EU: Hangover for PDOs
Producers of champagne probably did not have a toast to the recent ruling of the CJEU about protected designations of origin (PDOs). The CJEU has broadened the possibilities for commercial parties to use PDOs, such as "champagne", opening the door to various (allowed) usages of PDOs for products that do not correspond to the product specifications.
The case started when foodstuffs company Aldi was sued by CIVC (an association of champagne producers) over the use of the name "Champagner sorbet" in connection with a sorbet product with a champagne flavor. CIVC claimed that Aldi was exploiting the reputation of the PDO "champagne" and therefore misusing the word "champagne", referring to the strict rules that apply to the use of PDOs.

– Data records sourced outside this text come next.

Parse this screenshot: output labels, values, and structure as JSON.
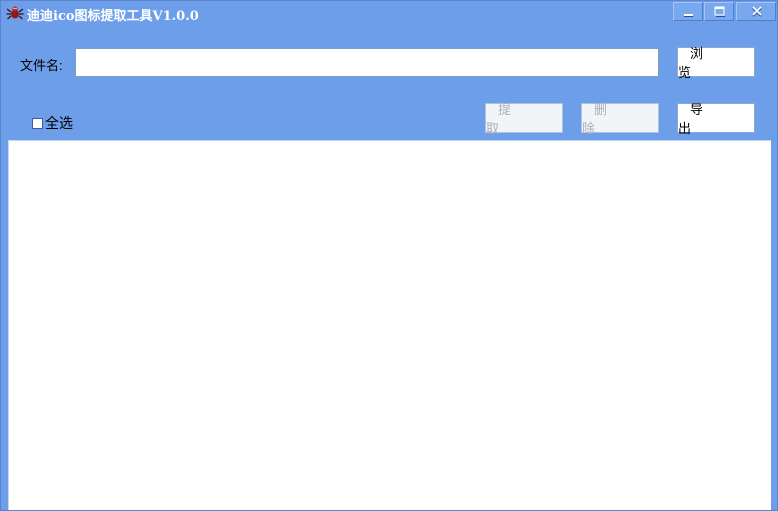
{
  "window": {
    "title": "迪迪ico图标提取工具V1.0.0",
    "app_icon": "spider-icon",
    "controls": [
      "minimize-icon",
      "maximize-icon",
      "close-icon"
    ]
  },
  "file_row": {
    "label": "文件名:",
    "value": "",
    "placeholder": "",
    "browse_label": "浏 览"
  },
  "toolbar": {
    "select_all_label": "全选",
    "select_all_checked": false,
    "extract_label": "提 取",
    "delete_label": "删 除",
    "export_label": "导 出"
  },
  "colors": {
    "window_bg": "#6d9eea",
    "list_bg": "#ffffff",
    "disabled_text": "#a8b0bd"
  }
}
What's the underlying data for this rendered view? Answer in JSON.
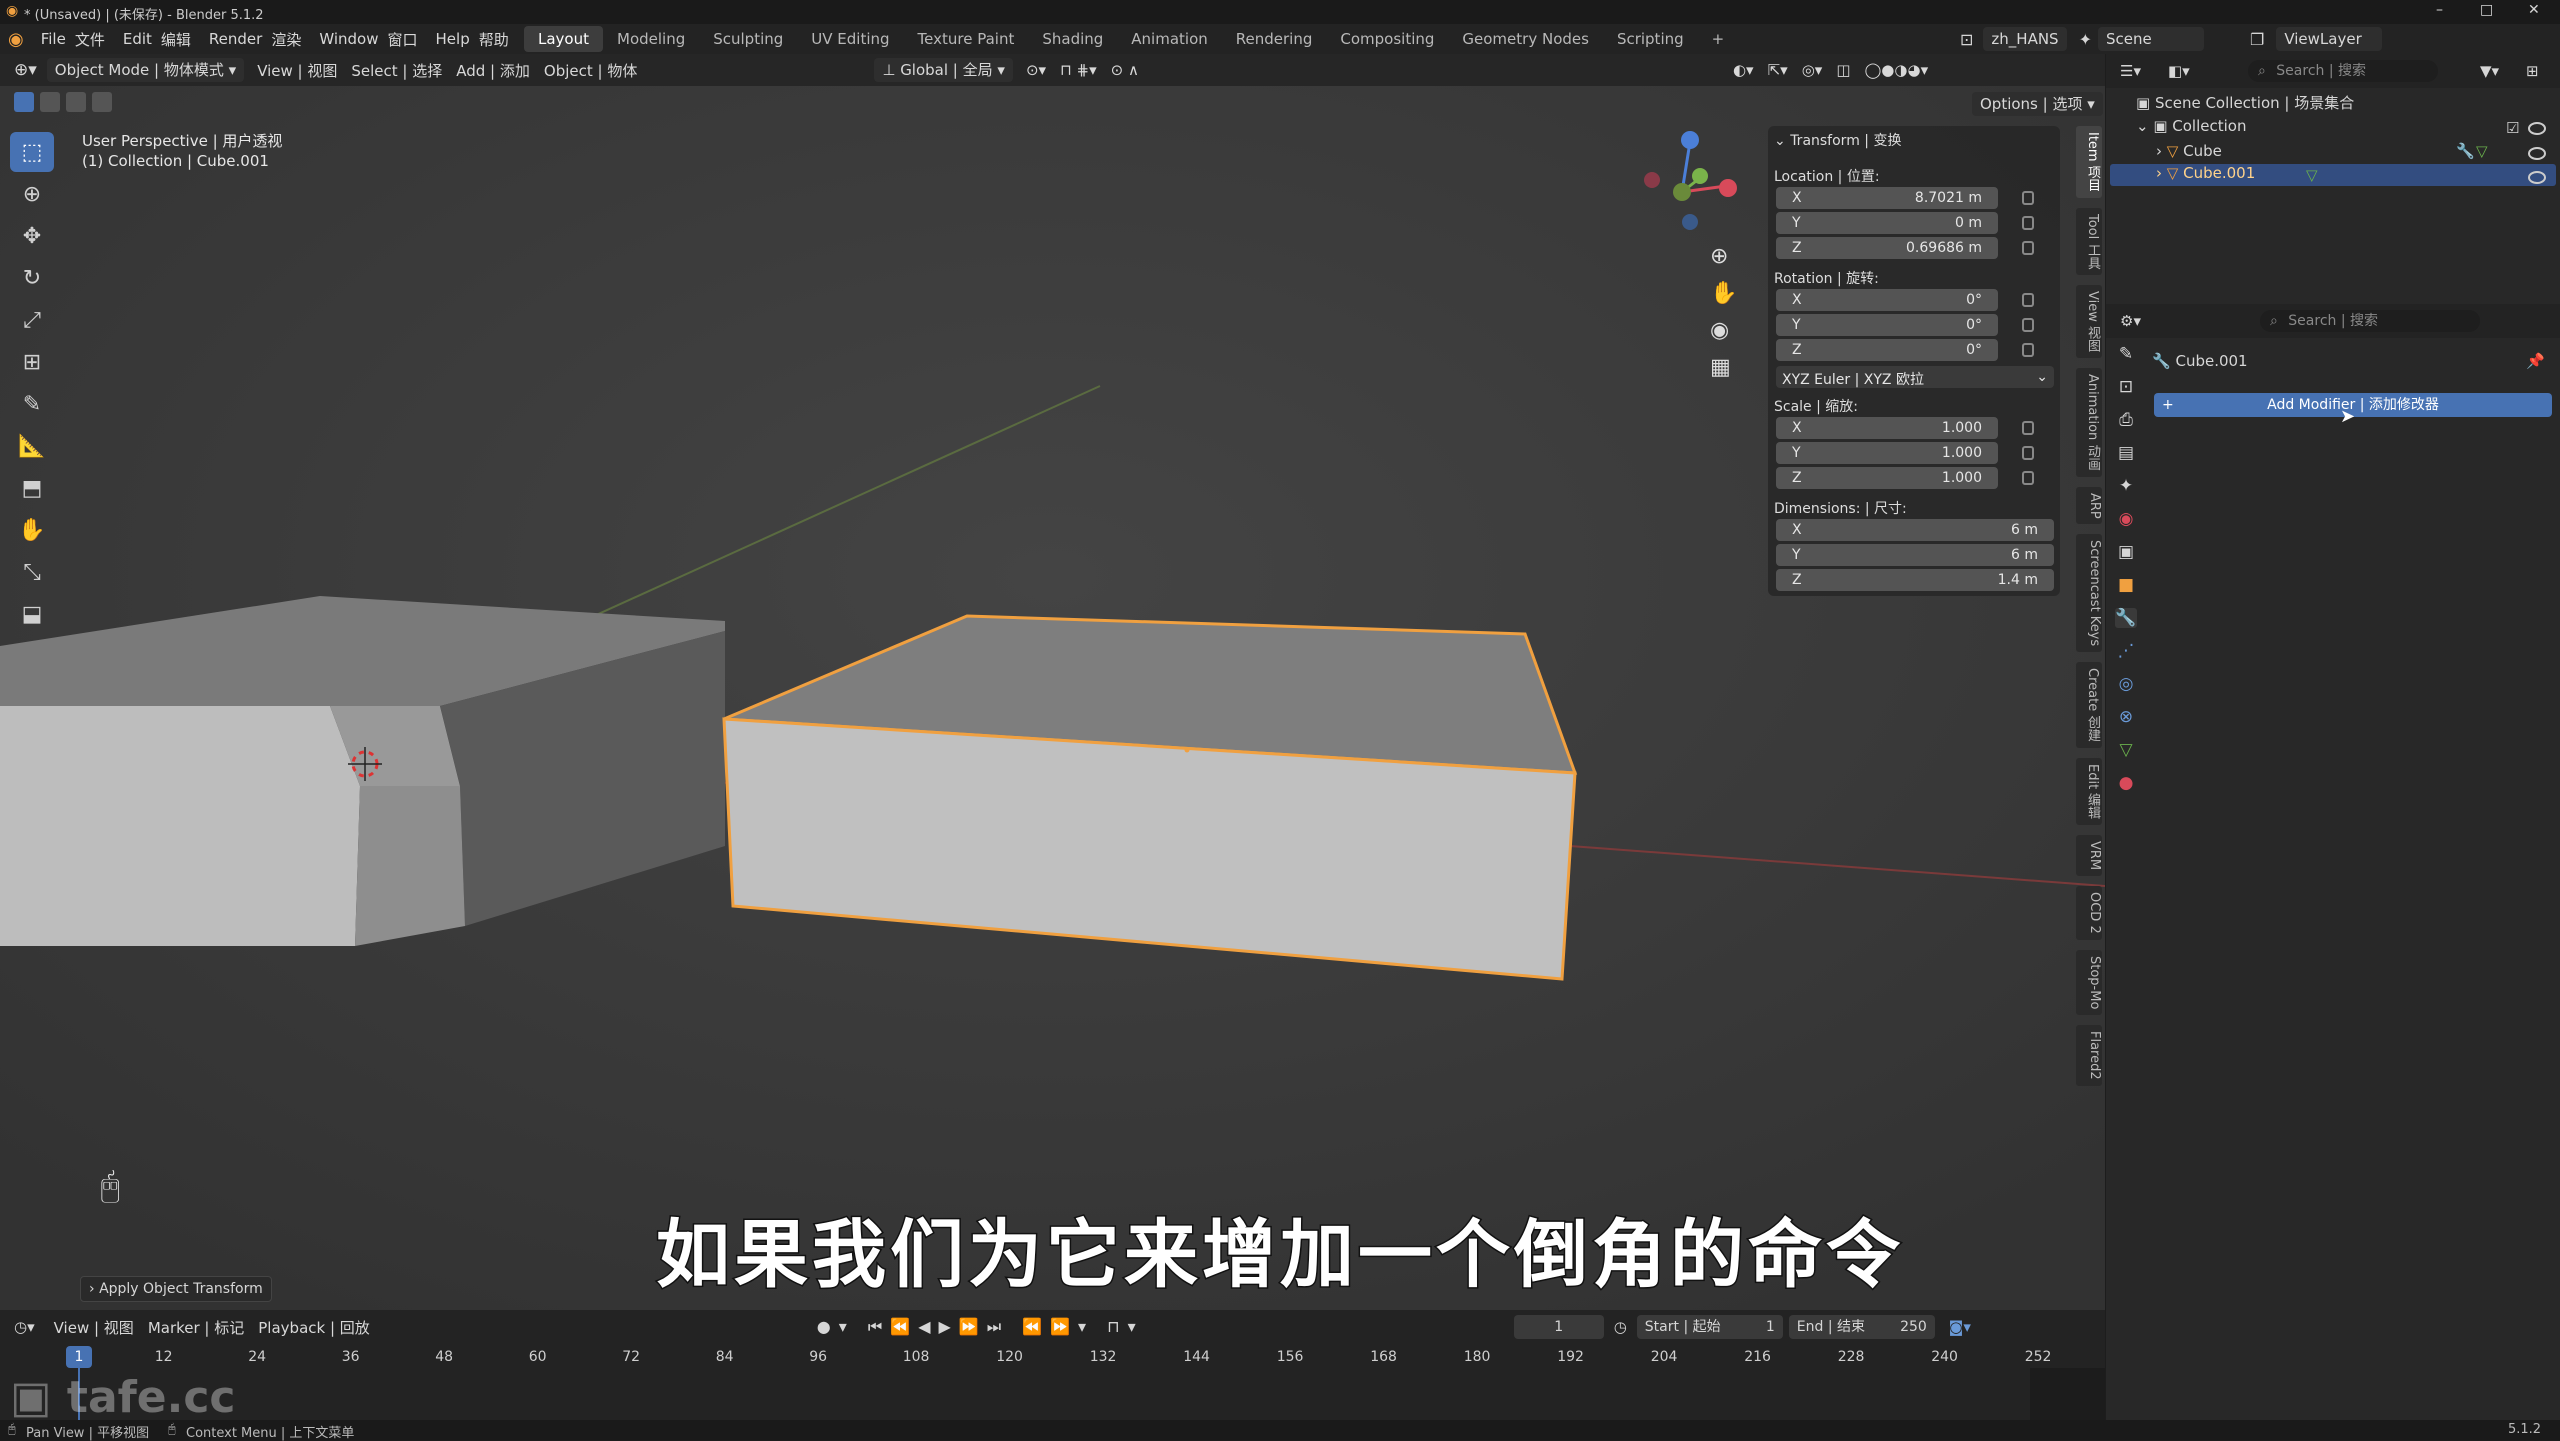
{
  "window": {
    "title": "* (Unsaved) | (未保存) - Blender 5.1.2",
    "controls": [
      "–",
      "□",
      "✕"
    ]
  },
  "menu": {
    "items": [
      "File",
      "文件",
      "Edit",
      "编辑",
      "Render",
      "渲染",
      "Window",
      "窗口",
      "Help",
      "帮助"
    ],
    "workspaces": [
      "Layout",
      "Modeling",
      "Sculpting",
      "UV Editing",
      "Texture Paint",
      "Shading",
      "Animation",
      "Rendering",
      "Compositing",
      "Geometry Nodes",
      "Scripting"
    ],
    "active_workspace": "Layout",
    "add_tab": "+",
    "language": "zh_HANS",
    "scene": "Scene",
    "view_layer": "ViewLayer"
  },
  "header": {
    "mode": "Object Mode | 物体模式",
    "menus": [
      "View | 视图",
      "Select | 选择",
      "Add | 添加",
      "Object | 物体"
    ],
    "transform_orientation": "Global | 全局",
    "options": "Options | 选项"
  },
  "viewport": {
    "view_name": "User Perspective | 用户透视",
    "collection_info": "(1) Collection | Cube.001",
    "last_op": "Apply Object Transform"
  },
  "npanel": {
    "section": "Transform | 变换",
    "location_label": "Location | 位置:",
    "location": [
      {
        "axis": "X",
        "value": "8.7021 m"
      },
      {
        "axis": "Y",
        "value": "0 m"
      },
      {
        "axis": "Z",
        "value": "0.69686 m"
      }
    ],
    "rotation_label": "Rotation | 旋转:",
    "rotation": [
      {
        "axis": "X",
        "value": "0°"
      },
      {
        "axis": "Y",
        "value": "0°"
      },
      {
        "axis": "Z",
        "value": "0°"
      }
    ],
    "rotation_mode": "XYZ Euler | XYZ 欧拉",
    "scale_label": "Scale | 缩放:",
    "scale": [
      {
        "axis": "X",
        "value": "1.000"
      },
      {
        "axis": "Y",
        "value": "1.000"
      },
      {
        "axis": "Z",
        "value": "1.000"
      }
    ],
    "dimensions_label": "Dimensions: | 尺寸:",
    "dimensions": [
      {
        "axis": "X",
        "value": "6 m"
      },
      {
        "axis": "Y",
        "value": "6 m"
      },
      {
        "axis": "Z",
        "value": "1.4 m"
      }
    ],
    "tabs": [
      "Item 项目",
      "Tool 工具",
      "View 视图",
      "Animation 动画",
      "ARP",
      "Screencast Keys",
      "Create 创建",
      "Edit 编辑",
      "VRM",
      "OCD 2",
      "Stop-Mo",
      "Flared2"
    ]
  },
  "outliner": {
    "search_placeholder": "Search | 搜索",
    "root": "Scene Collection | 场景集合",
    "collection": "Collection",
    "objects": [
      "Cube",
      "Cube.001"
    ]
  },
  "properties": {
    "search_placeholder": "Search | 搜索",
    "object_name": "Cube.001",
    "add_modifier": "Add Modifier | 添加修改器"
  },
  "timeline": {
    "menus": [
      "View | 视图",
      "Marker | 标记",
      "Playback | 回放"
    ],
    "current_frame": "1",
    "start_label": "Start | 起始",
    "start": "1",
    "end_label": "End | 结束",
    "end": "250",
    "ruler": [
      "1",
      "12",
      "24",
      "36",
      "48",
      "60",
      "72",
      "84",
      "96",
      "108",
      "120",
      "132",
      "144",
      "156",
      "168",
      "180",
      "192",
      "204",
      "216",
      "228",
      "240",
      "252"
    ]
  },
  "status": {
    "left": "Pan View | 平移视图",
    "mid": "Context Menu | 上下文菜单",
    "version": "5.1.2"
  },
  "watermark": "tafe.cc",
  "subtitle": "如果我们为它来增加一个倒角的命令",
  "colors": {
    "accent": "#4772b3",
    "selection": "#f0a040",
    "bg_viewport": "#3b3b3b"
  }
}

The court first established that the regulation regarding the organisation of the markets in agricultural products also applies in case the product for which a PDO is used contains an ingredient that corresponds to the product file. So as a result, the claims against Aldi can be made under this regulation. Further in the decision, the court reaffirms one of the ratios of protecting PDOs, namely to offer a guarantee of quality.
However, not every use of a PDO for a product that contains one of the relevant ingredients is forbidden, and the mere use in itself does not constitute an unlawful act. The circumstances of each case need to be taken into account for such determination. The CJEU further holds that the use of the PDO is not unlawful if the product contains an ingredient that confers on the foodstuff involved one of its essential characteristics. In particular, where the name of the foodstuff indicates that it contains an ingredient protected by a PDO, which is intended to convey the taste of the foodstuff, the taste imparted by that ingredient must constitute the essential characteristic of that foodstuff. In other words, the use of a PDO by a commercial party is considered lawful if the foodstuff involved has the same taste as the foodstuff for which the PDO is protected.
Manufacturers of foodstuffs will be happy to learn that they can use PDOs more liberally. The possibilities for them to create the same flavors seem endless, and no doubt many manufacturers will follow Aldi.